4.2. LA REGOLAZIONE DINAMICA
La regolazione dinamica è molto più complessa di quella statica perché in questa fase subentra anche lo stile di guida e le impressioni del pilota e quindi le disquisizioni puramente scientifiche e teoriche devono cedere in parte il posto alle sensazioni che il pilota avverte alla guida della motocicletta. E’ importante effettuare una regolazione per volta procedendo per piccoli passi in modo tale da sapere sempre in che direzione si sta andando. In base a questo consiglio, quindi, è sempre opportuno provare un registro per volta girandolo di uno o al massimo due scatti per ogni tentativo.
Per rendere più facilmente utilizzabile il presente lavoro si riportano di seguito varie situazioni che possono verificarsi quando le sospensioni non sono regolate nel migliore dei modi. Sarà facile individuare la situazione che più si avvicina al comportamento della propria motocicletta e seguire, quindi, le relative indicazioni.
1. La moto è rigida in rettilineo e tende a saltellare sulle asperità. Il precarico e il freno in compressione sono troppo elevati.
2. Le ruote non copiano le asperità. Il precarico delle molle è troppo elevato.
3. La moto tende ad ondeggiare nei curvoni veloci. E’ necessario aumentare sia il precarico che il freno in compressione.

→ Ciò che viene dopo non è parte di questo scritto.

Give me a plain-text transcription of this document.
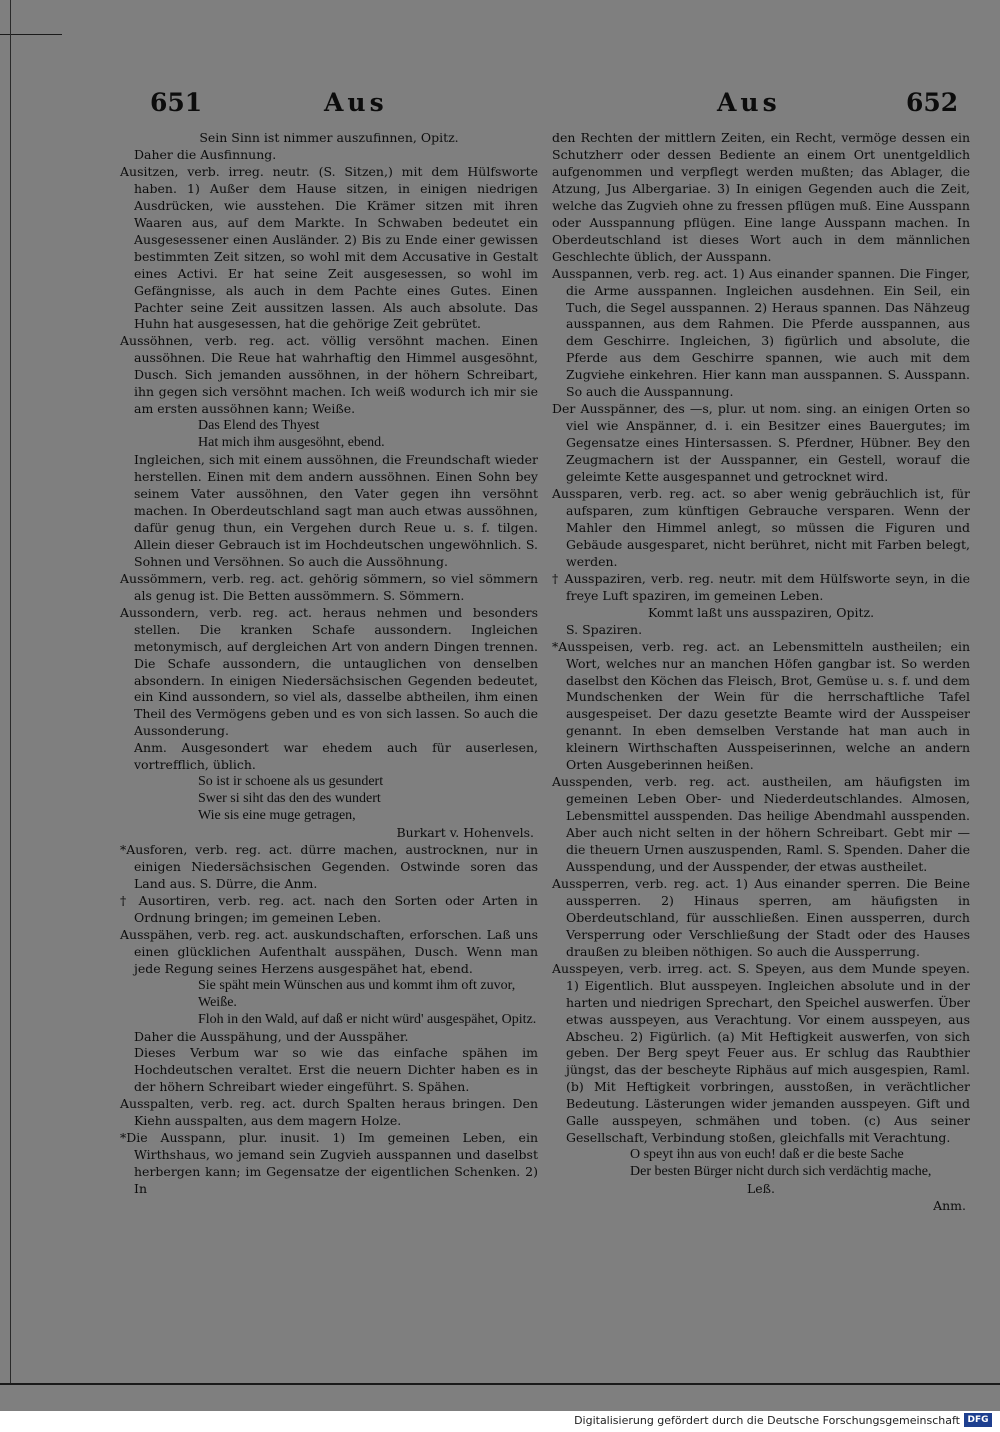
651	Aus	Aus	652
Sein Sinn ist nimmer auszufinnen, Opitz.
Daher die Ausfinnung.
Ausitzen, verb. irreg. neutr. (S. Sitzen,) mit dem Hülfsworte haben. 1) Außer dem Hause sitzen, in einigen niedrigen Ausdrücken, wie ausstehen. Die Krämer sitzen mit ihren Waaren aus, auf dem Markte. In Schwaben bedeutet ein Ausgesessener einen Ausländer. 2) Bis zu Ende einer gewissen bestimmten Zeit sitzen, so wohl mit dem Accusative in Gestalt eines Activi. Er hat seine Zeit ausgesessen, so wohl im Gefängnisse, als auch in dem Pachte eines Gutes. Einen Pachter seine Zeit aussitzen lassen. Als auch absolute. Das Huhn hat ausgesessen, hat die gehörige Zeit gebrütet.
Aussöhnen, verb. reg. act. völlig versöhnt machen. Einen aussöhnen. Die Reue hat wahrhaftig den Himmel ausgesöhnt, Dusch. Sich jemanden aussöhnen, in der höhern Schreibart, ihn gegen sich versöhnt machen. Ich weiß wodurch ich mir sie am ersten aussöhnen kann; Weiße.
Das Elend des Thyest
Hat mich ihm ausgesöhnt, ebend.
Ingleichen, sich mit einem aussöhnen, die Freundschaft wieder herstellen. Einen mit dem andern aussöhnen. Einen Sohn bey seinem Vater aussöhnen, den Vater gegen ihn versöhnt machen. In Oberdeutschland sagt man auch etwas aussöhnen, dafür genug thun, ein Vergehen durch Reue u. s. f. tilgen. Allein dieser Gebrauch ist im Hochdeutschen ungewöhnlich. S. Sohnen und Versöhnen. So auch die Aussöhnung.
Aussömmern, verb. reg. act. gehörig sömmern, so viel sömmern als genug ist. Die Betten aussömmern. S. Sömmern.
Aussondern, verb. reg. act. heraus nehmen und besonders stellen. Die kranken Schafe aussondern. Ingleichen metonymisch, auf dergleichen Art von andern Dingen trennen. Die Schafe aussondern, die untauglichen von denselben absondern. In einigen Niedersächsischen Gegenden bedeutet, ein Kind aussondern, so viel als, dasselbe abtheilen, ihm einen Theil des Vermögens geben und es von sich lassen. So auch die Aussonderung.
Anm. Ausgesondert war ehedem auch für auserlesen, vortrefflich, üblich.
So ist ir schoene als us gesundert
Swer si siht das den des wundert
Wie sis eine muge getragen,
Burkart v. Hohenvels.
*Ausforen, verb. reg. act. dürre machen, austrocknen, nur in einigen Niedersächsischen Gegenden. Ostwinde soren das Land aus. S. Dürre, die Anm.
† Ausortiren, verb. reg. act. nach den Sorten oder Arten in Ordnung bringen; im gemeinen Leben.
Ausspähen, verb. reg. act. auskundschaften, erforschen. Laß uns einen glücklichen Aufenthalt ausspähen, Dusch. Wenn man jede Regung seines Herzens ausgespähet hat, ebend.
Sie späht mein Wünschen aus und kommt ihm oft zuvor, Weiße.
Floh in den Wald, auf daß er nicht würd' ausgespähet, Opitz.
Daher die Ausspähung, und der Ausspäher.
Dieses Verbum war so wie das einfache spähen im Hochdeutschen veraltet. Erst die neuern Dichter haben es in der höhern Schreibart wieder eingeführt. S. Spähen.
Ausspalten, verb. reg. act. durch Spalten heraus bringen. Den Kiehn ausspalten, aus dem magern Holze.
*Die Ausspann, plur. inusit. 1) Im gemeinen Leben, ein Wirthshaus, wo jemand sein Zugvieh ausspannen und daselbst herbergen kann; im Gegensatze der eigentlichen Schenken. 2) In
den Rechten der mittlern Zeiten, ein Recht, vermöge dessen ein Schutzherr oder dessen Bediente an einem Ort unentgeldlich aufgenommen und verpflegt werden mußten; das Ablager, die Atzung, Jus Albergariae. 3) In einigen Gegenden auch die Zeit, welche das Zugvieh ohne zu fressen pflügen muß. Eine Ausspann oder Ausspannung pflügen. Eine lange Ausspann machen. In Oberdeutschland ist dieses Wort auch in dem männlichen Geschlechte üblich, der Ausspann.
Ausspannen, verb. reg. act. 1) Aus einander spannen. Die Finger, die Arme ausspannen. Ingleichen ausdehnen. Ein Seil, ein Tuch, die Segel ausspannen. 2) Heraus spannen. Das Nähzeug ausspannen, aus dem Rahmen. Die Pferde ausspannen, aus dem Geschirre. Ingleichen, 3) figürlich und absolute, die Pferde aus dem Geschirre spannen, wie auch mit dem Zugviehe einkehren. Hier kann man ausspannen. S. Ausspann. So auch die Ausspannung.
Der Ausspänner, des —s, plur. ut nom. sing. an einigen Orten so viel wie Anspänner, d. i. ein Besitzer eines Bauergutes; im Gegensatze eines Hintersassen. S. Pferdner, Hübner. Bey den Zeugmachern ist der Ausspanner, ein Gestell, worauf die geleimte Kette ausgespannet und getrocknet wird.
Aussparen, verb. reg. act. so aber wenig gebräuchlich ist, für aufsparen, zum künftigen Gebrauche versparen. Wenn der Mahler den Himmel anlegt, so müssen die Figuren und Gebäude ausgesparet, nicht berühret, nicht mit Farben belegt, werden.
† Ausspaziren, verb. reg. neutr. mit dem Hülfsworte seyn, in die freye Luft spaziren, im gemeinen Leben.
Kommt laßt uns ausspaziren, Opitz.
S. Spaziren.
*Ausspeisen, verb. reg. act. an Lebensmitteln austheilen; ein Wort, welches nur an manchen Höfen gangbar ist. So werden daselbst den Köchen das Fleisch, Brot, Gemüse u. s. f. und dem Mundschenken der Wein für die herrschaftliche Tafel ausgespeiset. Der dazu gesetzte Beamte wird der Ausspeiser genannt. In eben demselben Verstande hat man auch in kleinern Wirthschaften Ausspeiserinnen, welche an andern Orten Ausgeberinnen heißen.
Ausspenden, verb. reg. act. austheilen, am häufigsten im gemeinen Leben Ober- und Niederdeutschlandes. Almosen, Lebensmittel ausspenden. Das heilige Abendmahl ausspenden. Aber auch nicht selten in der höhern Schreibart. Gebt mir — die theuern Urnen auszuspenden, Raml. S. Spenden. Daher die Ausspendung, und der Ausspender, der etwas austheilet.
Aussperren, verb. reg. act. 1) Aus einander sperren. Die Beine aussperren. 2) Hinaus sperren, am häufigsten in Oberdeutschland, für ausschließen. Einen aussperren, durch Versperrung oder Verschließung der Stadt oder des Hauses draußen zu bleiben nöthigen. So auch die Aussperrung.
Ausspeyen, verb. irreg. act. S. Speyen, aus dem Munde speyen. 1) Eigentlich. Blut ausspeyen. Ingleichen absolute und in der harten und niedrigen Sprechart, den Speichel auswerfen. Über etwas ausspeyen, aus Verachtung. Vor einem ausspeyen, aus Abscheu. 2) Figürlich. (a) Mit Heftigkeit auswerfen, von sich geben. Der Berg speyt Feuer aus. Er schlug das Raubthier jüngst, das der bescheyte Riphäus auf mich ausgespien, Raml. (b) Mit Heftigkeit vorbringen, ausstoßen, in verächtlicher Bedeutung. Lästerungen wider jemanden ausspeyen. Gift und Galle ausspeyen, schmähen und toben. (c) Aus seiner Gesellschaft, Verbindung stoßen, gleichfalls mit Verachtung.
O speyt ihn aus von euch! daß er die beste Sache
Der besten Bürger nicht durch sich verdächtig mache,
Leß.
Anm.
Digitalisierung gefördert durch die Deutsche Forschungsgemeinschaft DFG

4. In frenata la moto si scompone abbassandosi eccessivamente davanti e sbandando con la ruota posteriore. Le molle della forcella sono poco precaricate e il freno in compressione è insufficiente.
5. L’avantreno è imprevedibile e insicuro al centro curva. La frenatura in estensione è eccessiva o insufficiente. Il freno in compressione è eccessivo.
6. La moto tende ad allargare la traiettoria. Il precarico delle molle della forcella è eccessivo oppure il precarico della molla del mono è insufficiente così come potrebbe essere eccessivo il freno in estensione del monoammortizzatore.
7. La moto tende a chiudere la traiettoria ed il pneumatico posteriore tende a derapare. Il retrotreno è troppo precaricato o c’è un eccessivo freno in compressione dell’ammortizzatore. La forcella è poco precaricata.
Riassumendo per una buona regolazione dinamica bisogna tenere conto che:
1. Il precarico serve a regolare l’altezza della moto oltre a conferire un funzionamento più o meno secco delle sospensioni sulle asperità. Pertanto agendo su questo parametro si modifica il comportamento della moto in curva che può passare da sotto a sovrasterzante a seconda che si aumenta il precarico della forcella o del monoammortizzatore.
2. I freni in compressione e in estensione servono a regolare la velocità con cui le sospensioni si comprimono o si estendono.
3. La regolazione delle sospensioni è sempre un compromesso tra le diverse situazioni che si possono incontrare durante la guida. Infatti una taratura ottimale per la frenata non lo sarà per una guida su un tratto di strada sconnessa così come un set up per percorsi tortuosi sarà deleterio per quelli veloci. Almeno nel caso in cui si usa la moto su strada e non in pista la verità è nel giusto mezzo.